Keeping a great, or at least decent credit score is an important aspect of financial discipline. If you manage to achieve this, your ability borrow money will be significantly enhanced, which may come in handy in a number of ways. If you’re worried about your credit score, the best time to take action is right away, and this article will provide some useful tips.
To begin with, you must understand how your credit score works. The FICO Scoring system is widely used in evaluating credit –worthiness. It ranges from 300-850, and the higher the number, the better your chances with potential lenders and vice versa. Below is the FICO Score scale:
- 300-579 Poor
- 580-669 Fair
- 670-739 Good
- 740-799 Very good
- 800-850 Excellent
For most lenders, a good credit score is a FICO Score of 700 and above. Less than will most likely land you unfavourable and undesirable deals with high interests rates which will likely plunge you into more debt.
4 Steps to Keeping a Great Credit Score:
Understand how the scoring system works.
Knowing how the FICO scoring works and how credit bureaus arrive at the scores will help to guide you in your financial dealings so that you build on it rather than do anything that would decrease your score.
Outstanding loans and lines of credit affect your credit score negatively. Try as much as possible to clear or lower all debts to maintain a good credit score. Sometimes you can’t avoid taking on some debt, but you might want to consider using alternative sources that will not have an impact on your credit score. Car title loans are an excellent alternative to conventional loans since they do not impact your credit score. With a car title loan, you will provide the title on your car as collateral in exchange for an amount usually worth between 25% and 50% of the total value of the car. Here’s how to do car title loans Winter Park and how to implement it for free.
Timely payment of bills.
This alone takes up to about 35% of the scores. These include your credit card bills, mortgage, car loan, etc. avoid late payments and not paying altogether. This could end up in the collection agencies and negatively affect your credit score.

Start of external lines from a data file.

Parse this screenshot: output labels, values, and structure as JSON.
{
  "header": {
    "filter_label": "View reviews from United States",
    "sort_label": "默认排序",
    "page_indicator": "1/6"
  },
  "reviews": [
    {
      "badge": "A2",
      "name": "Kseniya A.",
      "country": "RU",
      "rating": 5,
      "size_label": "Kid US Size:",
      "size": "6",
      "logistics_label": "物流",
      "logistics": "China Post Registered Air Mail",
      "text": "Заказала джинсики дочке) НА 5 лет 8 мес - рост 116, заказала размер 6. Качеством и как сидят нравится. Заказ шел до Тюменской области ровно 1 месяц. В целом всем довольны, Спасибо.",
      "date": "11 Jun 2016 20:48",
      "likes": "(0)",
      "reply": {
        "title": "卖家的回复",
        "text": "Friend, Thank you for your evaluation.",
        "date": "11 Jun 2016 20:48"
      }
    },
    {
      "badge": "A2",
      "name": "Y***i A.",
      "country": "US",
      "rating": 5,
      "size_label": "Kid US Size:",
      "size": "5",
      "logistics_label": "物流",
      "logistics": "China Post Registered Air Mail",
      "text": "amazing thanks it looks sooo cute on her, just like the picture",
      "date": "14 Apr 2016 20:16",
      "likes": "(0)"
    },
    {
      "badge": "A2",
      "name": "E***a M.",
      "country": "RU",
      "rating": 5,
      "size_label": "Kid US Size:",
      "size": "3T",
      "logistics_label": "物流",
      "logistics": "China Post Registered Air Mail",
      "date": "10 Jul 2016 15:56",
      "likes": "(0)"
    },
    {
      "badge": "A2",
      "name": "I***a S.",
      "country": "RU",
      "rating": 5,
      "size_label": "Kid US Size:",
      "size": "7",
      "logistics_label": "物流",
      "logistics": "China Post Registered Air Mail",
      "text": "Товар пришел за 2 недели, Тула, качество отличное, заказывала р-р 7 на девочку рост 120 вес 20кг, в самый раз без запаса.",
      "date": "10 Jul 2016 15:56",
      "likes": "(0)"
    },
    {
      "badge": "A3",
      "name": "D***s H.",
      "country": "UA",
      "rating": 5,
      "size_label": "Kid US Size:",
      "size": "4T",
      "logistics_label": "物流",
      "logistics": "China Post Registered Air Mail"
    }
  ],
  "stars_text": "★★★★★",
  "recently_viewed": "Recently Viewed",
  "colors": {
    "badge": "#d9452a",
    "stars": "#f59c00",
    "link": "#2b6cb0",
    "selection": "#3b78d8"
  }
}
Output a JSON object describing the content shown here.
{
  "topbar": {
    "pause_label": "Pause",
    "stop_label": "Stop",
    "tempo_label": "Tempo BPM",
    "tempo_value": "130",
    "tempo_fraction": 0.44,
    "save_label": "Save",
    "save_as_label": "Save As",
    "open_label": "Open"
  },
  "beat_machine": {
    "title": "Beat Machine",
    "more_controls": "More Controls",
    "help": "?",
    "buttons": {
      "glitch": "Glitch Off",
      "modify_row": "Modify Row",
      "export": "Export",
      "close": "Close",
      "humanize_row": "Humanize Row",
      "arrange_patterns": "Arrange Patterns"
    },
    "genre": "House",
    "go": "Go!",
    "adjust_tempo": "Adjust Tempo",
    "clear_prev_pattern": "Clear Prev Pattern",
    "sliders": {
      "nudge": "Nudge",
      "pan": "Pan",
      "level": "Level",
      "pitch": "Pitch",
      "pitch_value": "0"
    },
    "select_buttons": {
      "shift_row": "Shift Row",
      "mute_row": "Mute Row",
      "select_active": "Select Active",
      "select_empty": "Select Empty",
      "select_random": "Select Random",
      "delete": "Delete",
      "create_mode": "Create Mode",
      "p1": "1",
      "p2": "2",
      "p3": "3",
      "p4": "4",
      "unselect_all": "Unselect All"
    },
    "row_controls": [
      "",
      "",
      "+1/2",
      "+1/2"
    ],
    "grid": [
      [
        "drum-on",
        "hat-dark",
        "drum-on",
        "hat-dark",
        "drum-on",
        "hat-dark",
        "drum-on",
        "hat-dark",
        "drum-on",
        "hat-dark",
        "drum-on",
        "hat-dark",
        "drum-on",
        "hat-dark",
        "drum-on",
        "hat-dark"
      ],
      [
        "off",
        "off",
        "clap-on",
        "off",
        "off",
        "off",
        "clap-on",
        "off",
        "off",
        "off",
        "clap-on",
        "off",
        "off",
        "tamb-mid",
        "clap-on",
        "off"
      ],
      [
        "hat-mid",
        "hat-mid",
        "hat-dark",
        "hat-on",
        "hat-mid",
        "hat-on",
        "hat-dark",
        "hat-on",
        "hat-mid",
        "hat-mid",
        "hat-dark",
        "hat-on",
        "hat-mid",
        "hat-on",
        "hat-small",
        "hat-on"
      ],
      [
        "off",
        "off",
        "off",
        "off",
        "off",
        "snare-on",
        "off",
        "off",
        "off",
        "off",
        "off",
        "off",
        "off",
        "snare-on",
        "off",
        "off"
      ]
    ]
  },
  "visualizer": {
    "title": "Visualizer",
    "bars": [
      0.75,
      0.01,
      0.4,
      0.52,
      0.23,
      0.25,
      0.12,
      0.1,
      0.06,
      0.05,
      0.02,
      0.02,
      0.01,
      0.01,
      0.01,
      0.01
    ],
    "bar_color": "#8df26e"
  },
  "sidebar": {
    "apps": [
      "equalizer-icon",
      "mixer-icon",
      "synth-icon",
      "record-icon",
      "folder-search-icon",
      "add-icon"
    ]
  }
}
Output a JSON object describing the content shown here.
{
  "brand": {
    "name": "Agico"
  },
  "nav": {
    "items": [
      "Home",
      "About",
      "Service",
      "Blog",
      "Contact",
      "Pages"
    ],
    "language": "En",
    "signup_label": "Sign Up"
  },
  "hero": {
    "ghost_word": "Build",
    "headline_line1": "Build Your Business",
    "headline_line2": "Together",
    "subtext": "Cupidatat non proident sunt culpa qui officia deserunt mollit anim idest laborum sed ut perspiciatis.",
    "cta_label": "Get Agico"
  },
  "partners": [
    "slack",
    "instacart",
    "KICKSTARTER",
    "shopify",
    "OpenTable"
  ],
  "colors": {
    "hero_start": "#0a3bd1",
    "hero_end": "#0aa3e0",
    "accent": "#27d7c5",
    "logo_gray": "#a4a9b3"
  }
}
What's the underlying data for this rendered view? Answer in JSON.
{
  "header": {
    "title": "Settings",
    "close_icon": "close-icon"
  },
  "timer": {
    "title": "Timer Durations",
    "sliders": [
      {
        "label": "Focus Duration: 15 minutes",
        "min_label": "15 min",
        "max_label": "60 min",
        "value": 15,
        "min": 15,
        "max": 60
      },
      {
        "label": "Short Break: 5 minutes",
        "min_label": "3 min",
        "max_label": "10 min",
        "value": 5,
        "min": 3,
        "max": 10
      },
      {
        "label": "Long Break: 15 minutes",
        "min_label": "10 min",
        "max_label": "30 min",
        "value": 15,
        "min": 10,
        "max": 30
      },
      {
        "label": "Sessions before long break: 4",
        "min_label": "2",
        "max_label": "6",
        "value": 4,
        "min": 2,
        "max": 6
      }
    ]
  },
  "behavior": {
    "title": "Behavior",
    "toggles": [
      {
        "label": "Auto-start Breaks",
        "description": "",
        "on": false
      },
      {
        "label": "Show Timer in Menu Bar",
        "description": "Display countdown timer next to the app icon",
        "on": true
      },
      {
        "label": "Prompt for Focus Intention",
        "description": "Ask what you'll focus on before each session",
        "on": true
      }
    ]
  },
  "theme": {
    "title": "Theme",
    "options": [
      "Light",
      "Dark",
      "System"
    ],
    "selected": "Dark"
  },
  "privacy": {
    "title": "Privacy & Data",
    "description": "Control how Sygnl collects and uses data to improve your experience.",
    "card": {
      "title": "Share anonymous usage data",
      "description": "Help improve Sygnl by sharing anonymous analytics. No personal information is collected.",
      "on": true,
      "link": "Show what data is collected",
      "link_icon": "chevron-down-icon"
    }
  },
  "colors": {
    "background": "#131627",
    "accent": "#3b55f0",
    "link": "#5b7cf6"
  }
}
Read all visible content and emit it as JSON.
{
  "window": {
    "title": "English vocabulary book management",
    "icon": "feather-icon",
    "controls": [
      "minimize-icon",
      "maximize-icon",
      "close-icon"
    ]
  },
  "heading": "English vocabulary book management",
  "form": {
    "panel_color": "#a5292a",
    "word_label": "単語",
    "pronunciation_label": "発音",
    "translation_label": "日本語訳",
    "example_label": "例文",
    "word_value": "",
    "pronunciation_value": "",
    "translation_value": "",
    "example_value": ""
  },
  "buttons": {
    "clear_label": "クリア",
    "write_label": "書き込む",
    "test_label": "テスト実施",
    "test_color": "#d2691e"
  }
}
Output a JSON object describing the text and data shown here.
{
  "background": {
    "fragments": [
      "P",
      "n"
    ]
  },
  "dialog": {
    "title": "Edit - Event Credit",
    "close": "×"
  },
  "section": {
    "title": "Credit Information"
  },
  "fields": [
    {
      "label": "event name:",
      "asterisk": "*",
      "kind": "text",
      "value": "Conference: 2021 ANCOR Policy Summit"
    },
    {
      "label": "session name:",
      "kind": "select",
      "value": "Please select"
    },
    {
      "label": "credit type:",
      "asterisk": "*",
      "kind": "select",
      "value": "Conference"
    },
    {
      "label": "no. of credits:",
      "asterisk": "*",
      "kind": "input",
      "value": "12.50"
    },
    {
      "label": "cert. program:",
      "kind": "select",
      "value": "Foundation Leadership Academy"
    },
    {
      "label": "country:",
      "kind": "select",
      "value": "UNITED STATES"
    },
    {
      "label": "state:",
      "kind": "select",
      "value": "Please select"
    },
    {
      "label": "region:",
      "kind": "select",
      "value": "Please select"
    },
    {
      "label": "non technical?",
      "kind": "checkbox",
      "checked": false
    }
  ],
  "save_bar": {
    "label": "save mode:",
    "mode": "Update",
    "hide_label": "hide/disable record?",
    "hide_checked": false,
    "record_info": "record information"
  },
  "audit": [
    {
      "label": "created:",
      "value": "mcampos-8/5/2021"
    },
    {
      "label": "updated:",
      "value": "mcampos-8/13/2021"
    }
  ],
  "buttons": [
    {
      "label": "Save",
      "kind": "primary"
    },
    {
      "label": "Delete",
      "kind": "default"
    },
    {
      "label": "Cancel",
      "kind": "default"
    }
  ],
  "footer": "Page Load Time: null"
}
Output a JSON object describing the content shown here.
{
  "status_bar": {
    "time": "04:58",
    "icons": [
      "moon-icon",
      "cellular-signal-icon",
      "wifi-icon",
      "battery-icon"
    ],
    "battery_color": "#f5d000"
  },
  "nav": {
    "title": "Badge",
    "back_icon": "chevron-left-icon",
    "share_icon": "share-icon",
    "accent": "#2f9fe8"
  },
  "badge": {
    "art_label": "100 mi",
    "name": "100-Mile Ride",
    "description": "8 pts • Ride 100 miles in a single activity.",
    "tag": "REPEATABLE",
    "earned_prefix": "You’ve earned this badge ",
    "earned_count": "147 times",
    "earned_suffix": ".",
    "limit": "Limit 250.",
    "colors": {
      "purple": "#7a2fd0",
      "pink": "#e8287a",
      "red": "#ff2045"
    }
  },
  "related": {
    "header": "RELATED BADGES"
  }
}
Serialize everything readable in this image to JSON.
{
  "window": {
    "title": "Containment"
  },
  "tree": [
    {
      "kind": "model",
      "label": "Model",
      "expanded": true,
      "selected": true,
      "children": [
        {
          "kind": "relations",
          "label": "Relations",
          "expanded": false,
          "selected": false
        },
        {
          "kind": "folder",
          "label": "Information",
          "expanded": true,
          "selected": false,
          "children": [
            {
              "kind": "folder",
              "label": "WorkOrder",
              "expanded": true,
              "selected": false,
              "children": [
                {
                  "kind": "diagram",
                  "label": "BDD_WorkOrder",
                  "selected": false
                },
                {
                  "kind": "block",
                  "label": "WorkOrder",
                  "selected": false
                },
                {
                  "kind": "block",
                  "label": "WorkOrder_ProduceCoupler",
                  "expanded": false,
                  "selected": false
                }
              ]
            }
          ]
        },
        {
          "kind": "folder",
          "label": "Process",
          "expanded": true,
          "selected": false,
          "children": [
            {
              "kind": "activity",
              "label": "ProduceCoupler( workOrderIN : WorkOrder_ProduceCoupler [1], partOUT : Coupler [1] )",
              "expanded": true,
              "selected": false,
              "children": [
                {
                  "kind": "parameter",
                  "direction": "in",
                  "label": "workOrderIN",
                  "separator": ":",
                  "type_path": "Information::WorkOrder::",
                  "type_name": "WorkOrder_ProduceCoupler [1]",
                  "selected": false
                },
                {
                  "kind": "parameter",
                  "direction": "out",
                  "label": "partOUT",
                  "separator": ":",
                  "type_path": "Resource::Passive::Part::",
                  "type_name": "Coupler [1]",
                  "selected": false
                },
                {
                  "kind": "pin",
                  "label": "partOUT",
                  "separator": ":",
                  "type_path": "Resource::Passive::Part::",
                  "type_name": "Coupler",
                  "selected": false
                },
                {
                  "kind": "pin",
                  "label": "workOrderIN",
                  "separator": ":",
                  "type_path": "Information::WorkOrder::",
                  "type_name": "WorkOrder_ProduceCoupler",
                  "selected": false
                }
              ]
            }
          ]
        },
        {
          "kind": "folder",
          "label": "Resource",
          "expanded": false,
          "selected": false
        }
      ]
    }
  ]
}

Maintain low balances on your card(s)
A high credit card balance translates to a bad credit score. The cumulative balance of all your credit cards should be within 30% or less of credit card limits. Credit limits are simply the highest outstanding balance you can have on your credit card without being penalized for it. Using more than 30% will put your credit score at risk.
In conclusion, these are not all the tips, but they are a starting point to your journey to better deals. Consistently adhering to these guidelines will yield you good results and lead you to a healthy financial status. However, you must be patient as some of these require time and commitment to implement.